Le programme de Brazzaville est dense. Outre les séances statutaires du Conseil des gouverneurs, quatre événements du savoir structureront les débats : mobilisation des capitaux pour une croissance inclusive, renforcement des systèmes financiers africains, dividende démographique et exploitation de la richesse verte du continent. Ce dernier thème est particulièrement stratégique pour le Congo-Brazzaville, qui accueille ces Assemblées pour la deuxième fois seulement depuis 1964. Denis Sassou-Nguesso porte depuis des années la question du Bassin du Congo et de la finance climatique sur la scène internationale. Ces Assemblées lui offrent une tribune inespérée pour inscrire ces enjeux dans l’agenda de financement de la BAD.

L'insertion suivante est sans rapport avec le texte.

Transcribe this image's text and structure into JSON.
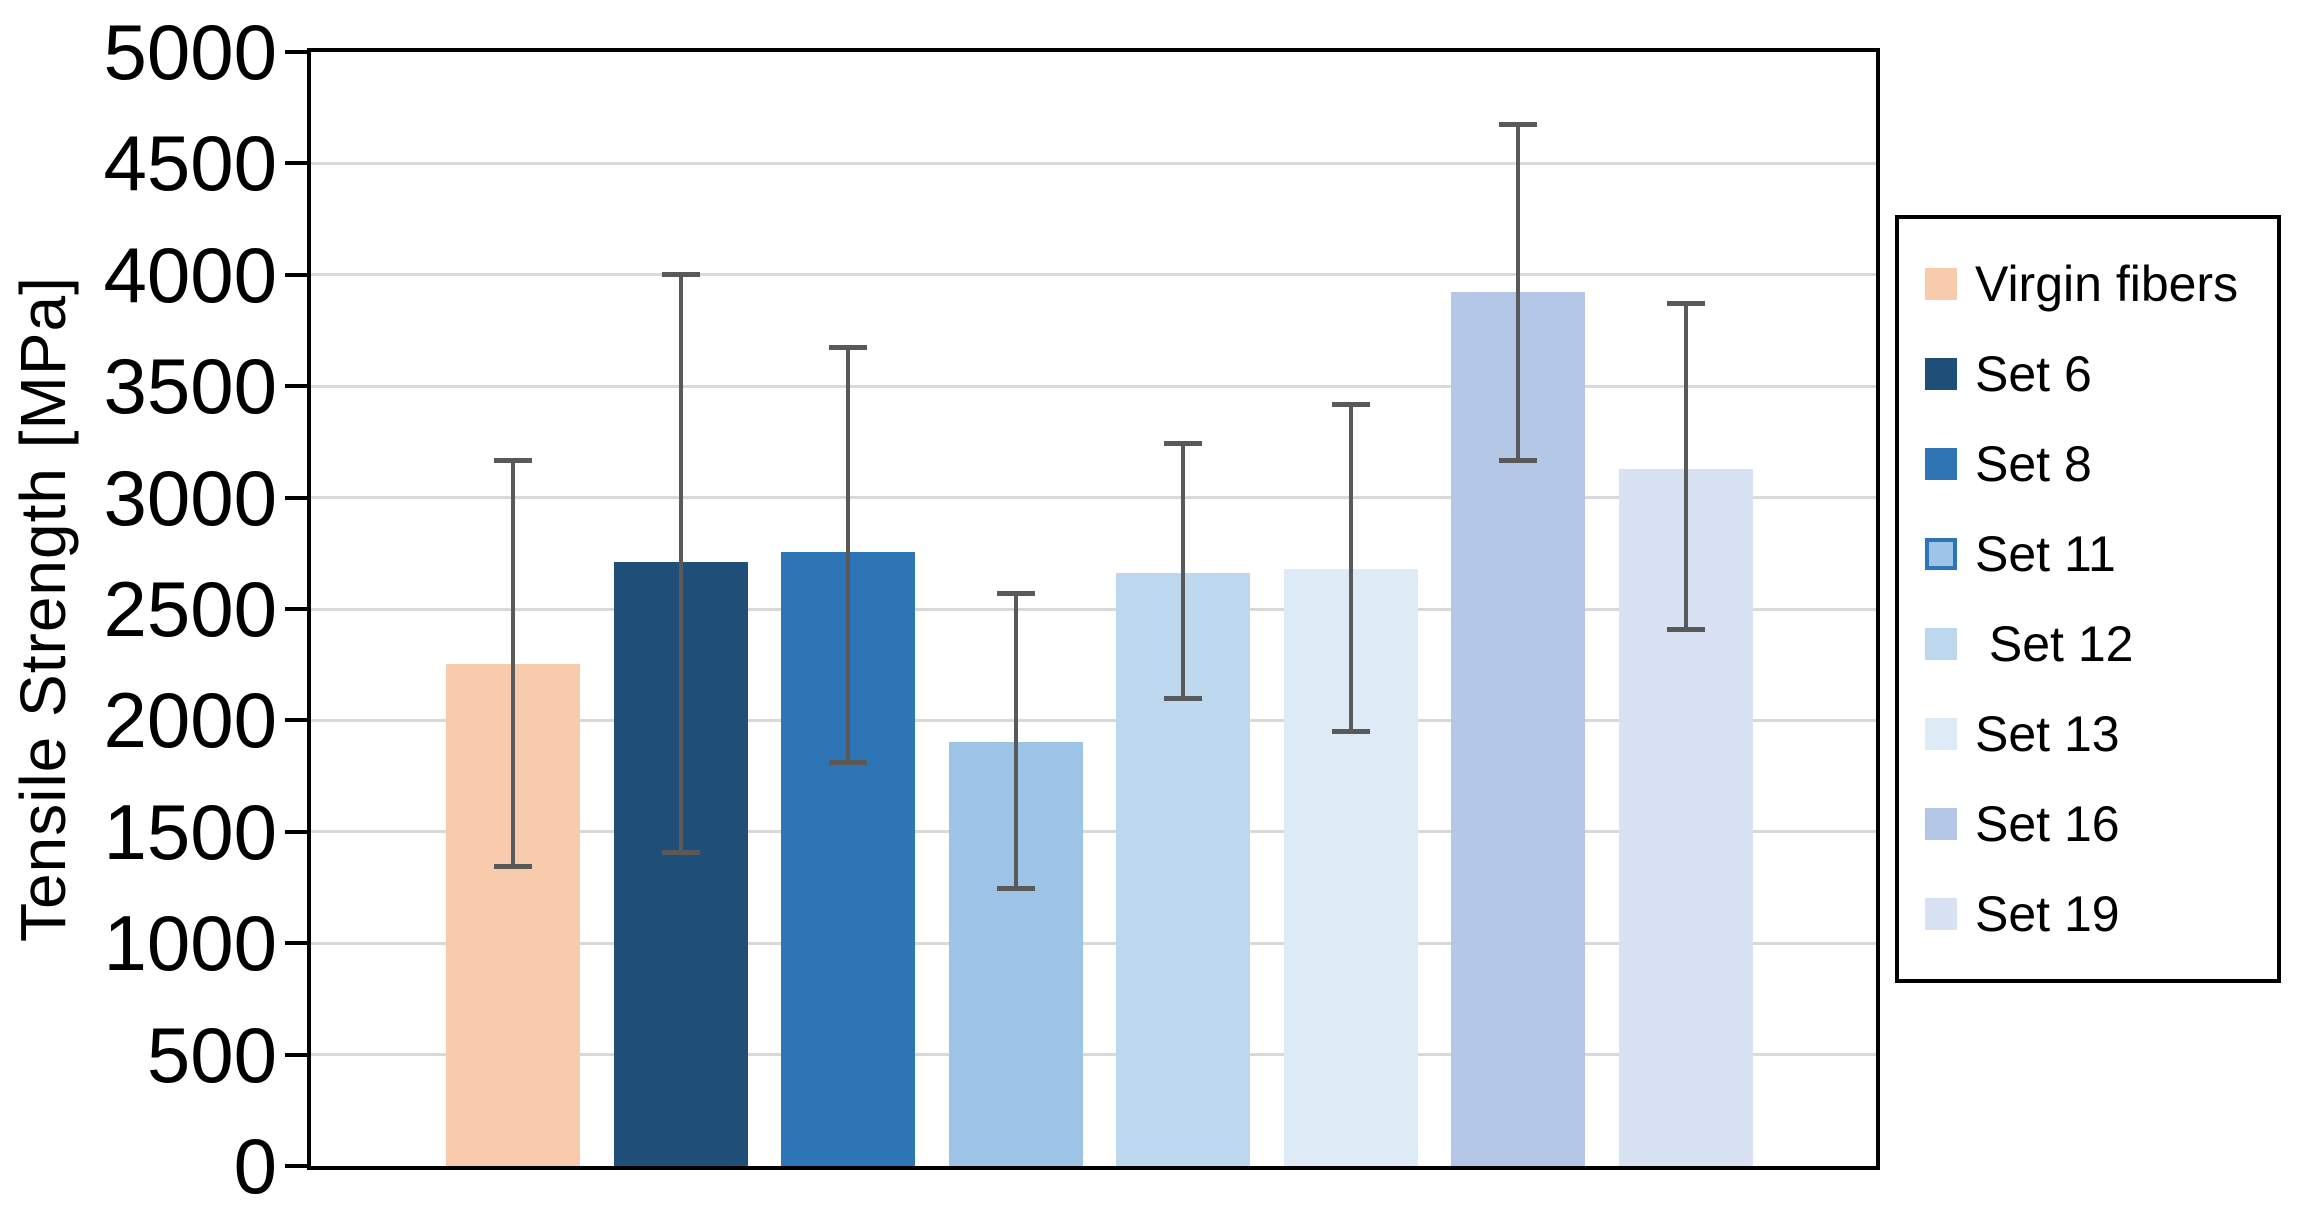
{
  "chart_data": {
    "type": "bar",
    "title": "",
    "xlabel": "",
    "ylabel": "Tensile Strength [MPa]",
    "ylim": [
      0,
      5000
    ],
    "ytick_interval": 500,
    "yticks": [
      0,
      500,
      1000,
      1500,
      2000,
      2500,
      3000,
      3500,
      4000,
      4500,
      5000
    ],
    "grid": true,
    "legend_position": "right-outside-boxed",
    "categories": [
      "Virgin fibers",
      "Set 6",
      "Set 8",
      "Set 11",
      "Set 12",
      "Set 13",
      "Set 16",
      "Set 19"
    ],
    "series": [
      {
        "name": "Tensile Strength",
        "values": [
          2255,
          2710,
          2755,
          1905,
          2660,
          2680,
          3925,
          3130
        ],
        "error_low": [
          1345,
          1405,
          1810,
          1245,
          2100,
          1950,
          3165,
          2410
        ],
        "error_high": [
          3165,
          4000,
          3675,
          2570,
          3245,
          3420,
          4675,
          3870
        ]
      }
    ],
    "bar_colors": [
      "#F8CBAD",
      "#1F4E79",
      "#2E75B6",
      "#9DC3E6",
      "#BDD7EE",
      "#DEEAF6",
      "#B4C7E7",
      "#D9E2F3"
    ]
  },
  "legend": {
    "items": [
      {
        "label": "Virgin fibers",
        "color": "#F8CBAD",
        "border": ""
      },
      {
        "label": "Set 6",
        "color": "#1F4E79",
        "border": ""
      },
      {
        "label": "Set 8",
        "color": "#2E75B6",
        "border": ""
      },
      {
        "label": "Set 11",
        "color": "#9DC3E6",
        "border": "#2E75B6"
      },
      {
        "label": " Set 12",
        "color": "#BDD7EE",
        "border": ""
      },
      {
        "label": "Set 13",
        "color": "#DEEAF6",
        "border": ""
      },
      {
        "label": "Set 16",
        "color": "#B4C7E7",
        "border": ""
      },
      {
        "label": "Set 19",
        "color": "#D9E2F3",
        "border": ""
      }
    ]
  },
  "colors": {
    "axis": "#000000",
    "gridline": "#D9D9D9",
    "error_bar": "#595959",
    "background": "#FFFFFF",
    "text": "#000000"
  }
}
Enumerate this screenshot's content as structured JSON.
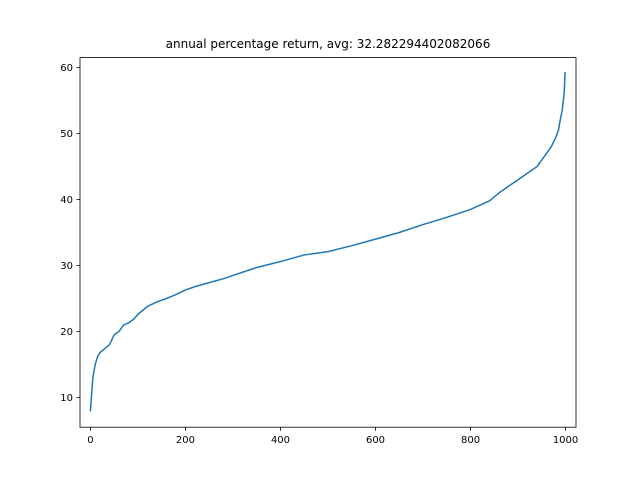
{
  "chart_data": {
    "type": "line",
    "title": "annual percentage return, avg: 32.282294402082066",
    "xlabel": "",
    "ylabel": "",
    "xlim": [
      -22,
      1022
    ],
    "ylim": [
      5.5,
      61.5
    ],
    "xticks": [
      0,
      200,
      400,
      600,
      800,
      1000
    ],
    "yticks": [
      10,
      20,
      30,
      40,
      50,
      60
    ],
    "grid": false,
    "legend": "none",
    "series": [
      {
        "color": "#1f77b4",
        "x": [
          0,
          2,
          5,
          10,
          15,
          20,
          30,
          40,
          50,
          60,
          70,
          80,
          90,
          100,
          110,
          120,
          140,
          160,
          180,
          200,
          220,
          250,
          280,
          300,
          350,
          400,
          450,
          500,
          550,
          600,
          650,
          700,
          750,
          800,
          840,
          860,
          880,
          900,
          920,
          940,
          950,
          960,
          970,
          980,
          985,
          990,
          993,
          995,
          997,
          998,
          999
        ],
        "y": [
          8.0,
          10.0,
          13.0,
          15.0,
          16.2,
          16.8,
          17.4,
          18.0,
          19.5,
          20.0,
          21.0,
          21.3,
          21.8,
          22.6,
          23.2,
          23.8,
          24.5,
          25.0,
          25.6,
          26.3,
          26.8,
          27.4,
          28.0,
          28.5,
          29.7,
          30.6,
          31.6,
          32.1,
          33.0,
          34.0,
          35.0,
          36.2,
          37.3,
          38.5,
          39.8,
          41.0,
          42.0,
          43.0,
          44.0,
          45.0,
          46.0,
          47.0,
          48.0,
          49.5,
          50.5,
          52.5,
          53.5,
          54.8,
          56.0,
          57.5,
          59.2
        ]
      }
    ]
  }
}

Pour la Côte d’Ivoire, dont la BAD siège à Abidjan et qui figure parmi les bénéficiaires les plus importants des financements de l’institution sur le continent, Brazzaville sera un moment d’attention soutenue. La 6e revue du programme économique ivoirien validée avec le FMI, la note améliorée de Bloomfield, le Plan National de Développement 2026-2030 fraîchement adopté : autant d’atouts que la délégation ivoirienne portera dans les discussions bilatérales en marge des plénières. Car c’est souvent là, dans les couloirs et les réunions à huis clos, que se décident les engagements qui financent les routes, les hôpitaux et les réseaux électriques du continent.
Une donnée mérite d’être soulignée avant que le rideau se lève à Kintélé : en 2026, le taux de croissance du continent africain devrait dépasser 4,2%, au-dessus de la moyenne mondiale. Vingt pays africains affichaient des taux supérieurs à 5% à fin 2025. La trajectoire est là. La question qui se posera à Brazzaville n’est donc pas de savoir si l’Afrique peut croître. Elle est de savoir si elle peut financer cette croissance avec ses propres ressources, dans ses propres conditions, selon ses propres priorités.